Una singladura por los mares más amenos y lujuriantes de cualquiera de los
trópicos. Una travesía por todas las alegrías y todos los placeres. Un viaje a
través de la Galaxia. Comió con avidez la totalidad del fruto, como si parar de
comer significase el vacío y la soledad. Después de experimentar un placer
palatial de intensidad tan extraordinaria, nunca sería capaz de saborear una
manzana que no le hubiera entregado Lina.
Ella sonreía con placidez, de un modo que le hizo
sentir que conocía al detalle y aprobaba cada una de sus sensaciones.
Damián sonrió también con gratitud, con amor, con
arrebato. El tormento de diecisiete meses de incertidumbre y desesperación
había terminado. Miró de reojo las hermosísimas piernas de Lina. Quería tocar,
pero jamás lo haría sin su consentimiento. La deseaba, pero sólo se atrevería a
mirarla reveladoramente cuando ella se mostrase dispuesta. ¡Qué feliz podía ser
a su lado! Tanto, que haría esfuerzos sobrehumanos para merecerla. Nada le
apetecía que no fuese una vida eterna compartida con Lina.
¿Has visto qué buen mozo acompañaba hoy a Lina?
-comentó la cacharrera a su marido, mientras recogían el tenderete situado
junto al espacio que ocupara el de Damián.
-¿Cómo lo habrá pescado, a sus años?
-¡Quién sabe! El chico parecía muy feliz.
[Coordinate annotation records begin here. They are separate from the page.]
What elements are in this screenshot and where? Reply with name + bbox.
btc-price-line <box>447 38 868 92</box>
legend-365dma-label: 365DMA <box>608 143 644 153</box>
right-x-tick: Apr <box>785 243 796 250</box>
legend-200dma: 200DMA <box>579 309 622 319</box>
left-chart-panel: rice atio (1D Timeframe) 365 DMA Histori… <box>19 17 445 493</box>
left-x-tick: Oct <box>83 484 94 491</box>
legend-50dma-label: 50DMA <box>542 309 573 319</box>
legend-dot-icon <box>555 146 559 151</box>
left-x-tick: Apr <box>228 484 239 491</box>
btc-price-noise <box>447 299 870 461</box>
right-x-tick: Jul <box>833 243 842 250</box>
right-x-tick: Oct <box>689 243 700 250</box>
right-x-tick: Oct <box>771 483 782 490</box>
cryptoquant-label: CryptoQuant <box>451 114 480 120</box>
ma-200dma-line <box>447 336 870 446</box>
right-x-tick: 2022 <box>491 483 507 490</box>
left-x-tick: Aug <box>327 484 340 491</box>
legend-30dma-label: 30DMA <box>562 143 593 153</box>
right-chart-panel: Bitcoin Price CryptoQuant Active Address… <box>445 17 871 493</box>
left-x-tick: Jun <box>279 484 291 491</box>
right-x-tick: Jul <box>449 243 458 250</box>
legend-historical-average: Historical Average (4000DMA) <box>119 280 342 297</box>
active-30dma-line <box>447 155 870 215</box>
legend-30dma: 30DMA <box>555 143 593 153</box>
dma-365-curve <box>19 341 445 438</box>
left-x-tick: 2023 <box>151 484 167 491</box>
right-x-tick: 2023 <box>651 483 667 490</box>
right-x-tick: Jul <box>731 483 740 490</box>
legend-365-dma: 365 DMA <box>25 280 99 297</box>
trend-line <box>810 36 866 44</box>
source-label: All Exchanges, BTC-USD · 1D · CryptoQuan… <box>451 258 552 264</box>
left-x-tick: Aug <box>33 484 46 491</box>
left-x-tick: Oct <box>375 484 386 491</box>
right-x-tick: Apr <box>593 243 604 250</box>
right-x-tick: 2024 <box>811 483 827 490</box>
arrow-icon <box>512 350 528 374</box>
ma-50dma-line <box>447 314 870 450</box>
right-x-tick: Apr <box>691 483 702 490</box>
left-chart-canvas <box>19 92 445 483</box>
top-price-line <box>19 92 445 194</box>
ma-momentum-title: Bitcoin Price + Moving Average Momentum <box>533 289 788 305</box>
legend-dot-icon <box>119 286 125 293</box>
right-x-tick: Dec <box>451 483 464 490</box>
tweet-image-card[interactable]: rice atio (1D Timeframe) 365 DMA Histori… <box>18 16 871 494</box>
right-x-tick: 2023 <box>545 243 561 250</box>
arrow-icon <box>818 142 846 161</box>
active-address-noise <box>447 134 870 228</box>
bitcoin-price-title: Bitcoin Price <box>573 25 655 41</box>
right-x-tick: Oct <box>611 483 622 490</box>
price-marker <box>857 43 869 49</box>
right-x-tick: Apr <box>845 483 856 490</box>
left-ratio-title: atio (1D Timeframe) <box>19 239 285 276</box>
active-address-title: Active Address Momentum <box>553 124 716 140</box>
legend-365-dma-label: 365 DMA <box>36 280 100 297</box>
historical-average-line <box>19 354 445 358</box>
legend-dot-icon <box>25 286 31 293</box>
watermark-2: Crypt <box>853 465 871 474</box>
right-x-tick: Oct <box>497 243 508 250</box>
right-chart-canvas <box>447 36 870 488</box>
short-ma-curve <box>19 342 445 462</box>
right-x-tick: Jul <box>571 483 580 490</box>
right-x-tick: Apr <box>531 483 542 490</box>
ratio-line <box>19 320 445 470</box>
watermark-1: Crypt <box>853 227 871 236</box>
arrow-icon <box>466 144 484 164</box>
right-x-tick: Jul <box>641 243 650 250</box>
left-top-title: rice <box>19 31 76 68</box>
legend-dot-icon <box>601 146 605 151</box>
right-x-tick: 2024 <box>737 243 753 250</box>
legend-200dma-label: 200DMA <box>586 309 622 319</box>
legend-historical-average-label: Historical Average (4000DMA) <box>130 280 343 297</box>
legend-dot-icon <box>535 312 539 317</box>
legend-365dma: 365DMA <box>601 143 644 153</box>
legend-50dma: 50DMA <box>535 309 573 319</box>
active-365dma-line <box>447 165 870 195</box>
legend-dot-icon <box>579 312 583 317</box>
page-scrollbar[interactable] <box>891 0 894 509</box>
-Pero no tendrá ni cuarenta años...
-Lina es Lina.
-Por Somiedu dicen que es la última de una estirpe
muy antigua de xanas.
-Pues será xana de tarde en tarde, Arturo, porque,
si no, no habría sufrido aquel accidente que la tuvo a punto de morir en el
hospital hace nada más que cinco meses.
-Sí, pero con los casi noventa años que tiene,
cualquiera que no fuese xana habría muerto y ¿qué vemos ahora? A una mujer con
tantas ganas de vivir como una muchacha. ¿No te has dado cuenta de cómo lo miraba?
-Era amor correspondido, Arturo. Él la miraba igual.